Потребовалось несколько попыток, чтобы сформировать речь.
— Я не могу… Это самое… Как он…?
Наблюдая за моими словами, Михаль слегка расслабляется, и уголки его рта растягиваются в улыбку.
— Un papillon. — Из кармана он достает шелковый платок и осторожно сдвигает накидку в сторону, открывая полумаску, расшитую нежными крылышками из органзы. Он старается не касаться ничего голой кожей. — Хотя, думаю, я, возможно, растянул определение, когда попросил мсье Марка сделать такую же из металла.

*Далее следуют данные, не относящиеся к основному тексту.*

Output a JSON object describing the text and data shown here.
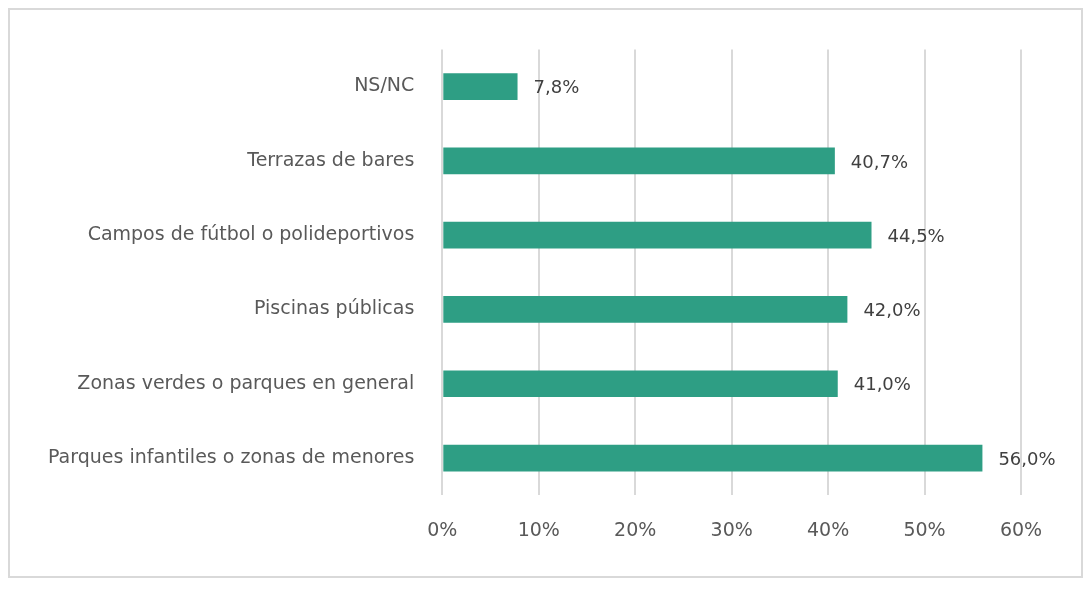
{
  "chart_data": {
    "type": "bar",
    "orientation": "horizontal",
    "categories": [
      "NS/NC",
      "Terrazas de bares",
      "Campos de fútbol o polideportivos",
      "Piscinas públicas",
      "Zonas verdes o parques en general",
      "Parques infantiles o zonas de menores"
    ],
    "values": [
      7.8,
      40.7,
      44.5,
      42.0,
      41.0,
      56.0
    ],
    "value_labels": [
      "7,8%",
      "40,7%",
      "44,5%",
      "42,0%",
      "41,0%",
      "56,0%"
    ],
    "color": "#2e9e84",
    "xlim": [
      0,
      60
    ],
    "xticks": [
      {
        "value": 0,
        "label": "0%"
      },
      {
        "value": 10,
        "label": "10%"
      },
      {
        "value": 20,
        "label": "20%"
      },
      {
        "value": 30,
        "label": "30%"
      },
      {
        "value": 40,
        "label": "40%"
      },
      {
        "value": 50,
        "label": "50%"
      },
      {
        "value": 60,
        "label": "60%"
      }
    ],
    "grid": "x",
    "legend": false
  }
}
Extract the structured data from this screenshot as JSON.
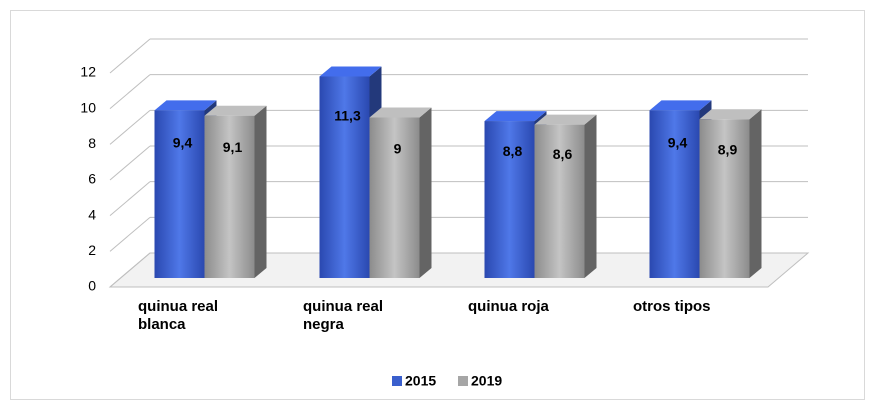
{
  "chart_data": {
    "type": "bar",
    "categories": [
      "quinua real blanca",
      "quinua real negra",
      "quinua roja",
      "otros tipos"
    ],
    "series": [
      {
        "name": "2015",
        "color": "#3a5fcd",
        "values": [
          9.4,
          11.3,
          8.8,
          9.4
        ],
        "value_labels": [
          "9,4",
          "11,3",
          "8,8",
          "9,4"
        ]
      },
      {
        "name": "2019",
        "color": "#a6a6a6",
        "values": [
          9.1,
          9,
          8.6,
          8.9
        ],
        "value_labels": [
          "9,1",
          "9",
          "8,6",
          "8,9"
        ]
      }
    ],
    "ylim": [
      0,
      12
    ],
    "yticks": [
      0,
      2,
      4,
      6,
      8,
      10,
      12
    ],
    "grid": true,
    "legend": "bottom"
  }
}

Мои руки с тоской скользят по ткани, когда я убираю ее обратно в коробку. Я не могу принять такой подарок. Конечно, не могу. Однако слова, которые вылетают из моих уст, совсем другие.
— Он шил это из настоящего серебра?
Михаль пожимает плечами, его улыбка становится шире, а мои руки в ответ немного возится с крышкой шкатулки. Не знаю, видела ли я его улыбку раньше — по крайней мере, не такой. Открыто. Бесхитростно. Она смягчает все его лицо, превращая жестокие черты в нечто почти человеческое… и делая его от этого еще прекраснее.
—
Когда он протягивает мне изумрудную ленту, его пальцы непроизвольно касаются моей ладони. Они задерживаются на ней еще на секунду. Две. Затем он медленно, целенаправленно проводит по ней линии, и у меня по ногам бегут мурашки. Его голос становится язвительным.
— Он также просит пригласить его на танец завтра вечером.
Я поднимаю брови.
—
— Думаю, было бы невежливо отказаться.
— Для моих бедных пальчиков было бы еще грубее согласиться, не спросив сначала,
Его пальцы продолжают двигаться вверх, вверх, вверх. У меня перехватывает дыхание, когда они скользят по тонкой коже моего запястья, проникая под избитую ленту.
— Не в два раза лучше, чем Рид Диггори. — Его глаза сверкают, пока я пытаюсь и не могу игнорировать покалывание в руке. — И ростом он тоже не вышел. Хотя, должен сказать, питомец, после того как я увидел его, мне кажется, что ты ошибаешься в своем впечатлении о мсье Диггори.
— Ты думаешь, что ты выше?
— Я знаю, что я выше. — Его пальцы проникают под мой рукав, поднимаются по предплечью, пока не достигают мягкого изгиба локтя. Он сжимает его в своей руке. — И.… гораздо лучше танцует.
Когда его большой палец надавливает на вену, меня охватывает жар, и этого не должно происходить. Он даже почти не
— Ты… ты не можешь знать этого, просто видя его.
— Ты тоже не можешь — пока не потанцуешь со мной.
В его улыбке мелькает едва заметный намек на клыки. Однако это больше не пугает меня. Не после чердака.
— Я… —
— Почему нет?
— Потому что… — Я смотрю на него, затаив дыхание. Как мне ответить на такой вопрос, не унизив себя? Потому что я не могу думать, когда ты так на меня смотришь? Потому что я дура, что оглядываюсь назад? Потому что еще слишком рано, и потому что придут мои друзья, и потому что…
Его рука падает с моего локтя. Его улыбка исчезает вместе с ней, мгновенно превращая его в холодного и собранного Михаля, которого я всегда знала. Мои мышцы слабеют от облегчения. Я видела его гнев, его милость, его
— Даю тебе слово, Селия Флер Трамбле, — говорит он, сопровождая слова легким поклоном, — что ни один вампир не причинит вреда твоим друзьям, когда они прибудут завтра, включая меня. Если бы я думал, что это поможет, я бы вообще отменил маскарад, но они придут за вами независимо от этого. Сомневаюсь, что сам Ад сможет удержать Луизу ле Блан от Реквиема, — он злобно сверкнул глазами, — но Ад — это именно то, что она найдет, если попытается взять тебя силой.
Несмотря на его угрозу, мое сердце словно раздувается вдвое.
Остается надеяться, что они с Михалем не убьют друг друга.
— Селия? — спрашивает последняя.
— Лу никогда бы так не поступила.
Он отрывисто кивает.
— Хорошо. Так будет проще. — Прежде чем я успеваю спросить, он говорит: — Мне нужно, чтобы ты кое-что для меня сделала, но если ты согласишься, то подвергнешь себя опасности.